Article ID | Journal | Published Year | Pages | File Type |
---|---|---|---|---|
3890040 | Kidney International | 2006 | 8 Pages |
Practice guidelines recommend performing angiography in arteriovenous fistulae (AVF) when access blood flow (Qa) is <500 ml/min, but a Qa threshold of <750 ml/min is more sensitive for stenosis. No economic evaluation has evaluated the optimal Qa threshold for angiography in AVF, or determined whether screening AVF is more economically efficient than intervening only when AVF is thrombosed. We compared two screening strategies using Qa thresholds of <750 and <500 ml/min, respectively, with no access screening.
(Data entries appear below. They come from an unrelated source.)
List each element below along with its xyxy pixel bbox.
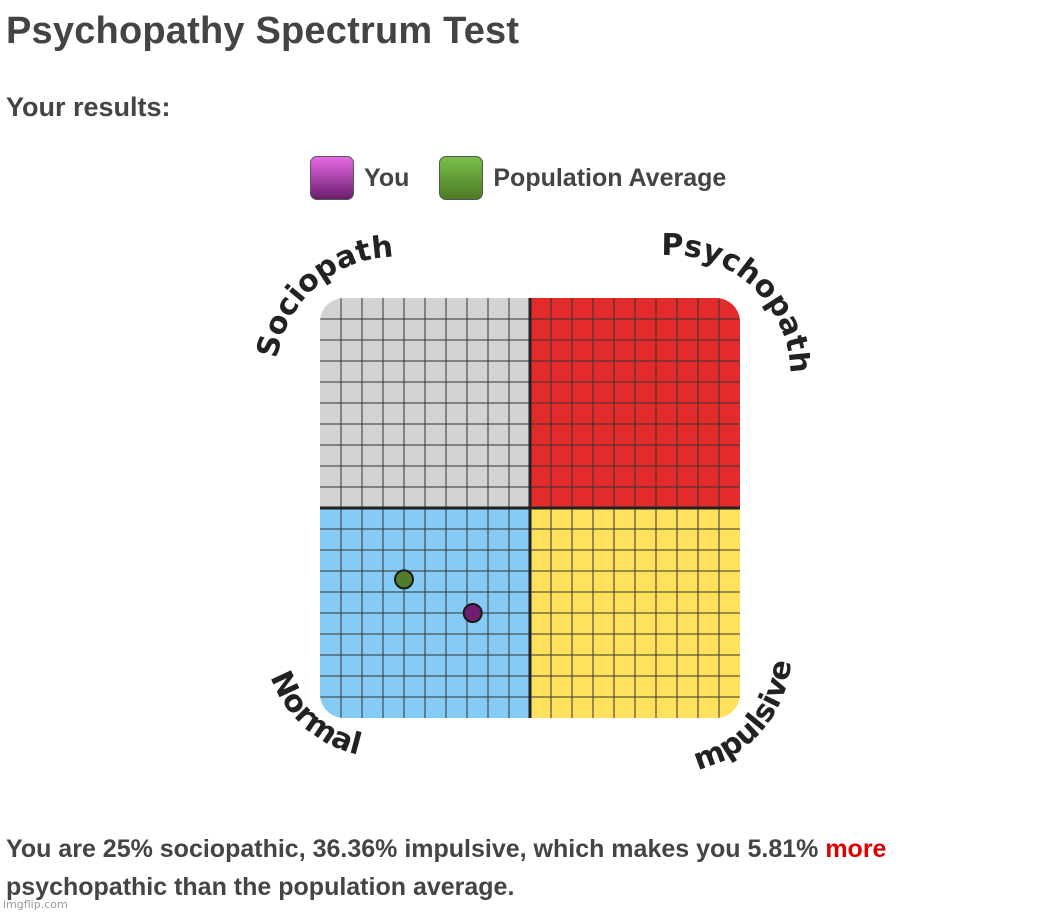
result-text-end: psychopathic than the population average… [6, 873, 515, 901]
page-title: Psychopathy Spectrum Test [6, 10, 520, 52]
you-swatch [310, 156, 354, 200]
average-marker [394, 569, 414, 590]
you-marker [462, 603, 483, 623]
legend: You Population Average [310, 155, 756, 201]
legend-label-you: You [364, 163, 410, 192]
result-text-start: You are 25% sociopathic, 36.36% impulsiv… [6, 835, 826, 863]
legend-item-you: You [310, 156, 409, 200]
legend-label-average: Population Average [493, 163, 727, 192]
psychopathy-chart: Sociopath Psychopath Normal Impulsive [250, 225, 810, 778]
average-swatch [439, 156, 484, 200]
imgflip-watermark: imgflip.com [3, 898, 68, 911]
results-heading: Your results: [6, 92, 171, 122]
result-highlight: more [825, 835, 887, 863]
quadrant-board [320, 298, 740, 718]
legend-item-average: Population Average [439, 156, 726, 200]
result-text: You are 25% sociopathic, 36.36% impulsiv… [6, 830, 1006, 906]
Expected per-patient access-related costs (in 2002 Canadian dollars) were $3910, $5130, and $5250 in the no screening, QA500, and QA750 arms, respectively over 5 years. Notably, screening strategies did not reduce expected access-related costs under any clinically plausible scenario. The cost to prevent one episode of AVF failure appeared to be approximately $8000–$10 000 over 5 years for both screening strategies, compared with no screening. Although the incremental cost effectiveness of screening (compared to no screening) was similar in the base case for the QA500 and QA750 strategies, the relative economic attractiveness of the QA750 strategy was adversely affected under several plausible scenarios. Also, the QA750 strategy would require many additional angiograms to prevent an additional episode of AVF failure, compared with the QA500 strategy. Screening of AVF resulted in a modest increase in net costs, and seems to require a net expenditure of ∼$9000 to prevent one episode of AVF failure. If screening is adopted, our findings suggest that angiography should be performed when Qa is <500 rather than <750 ml/min, especially when access to angiography is limited.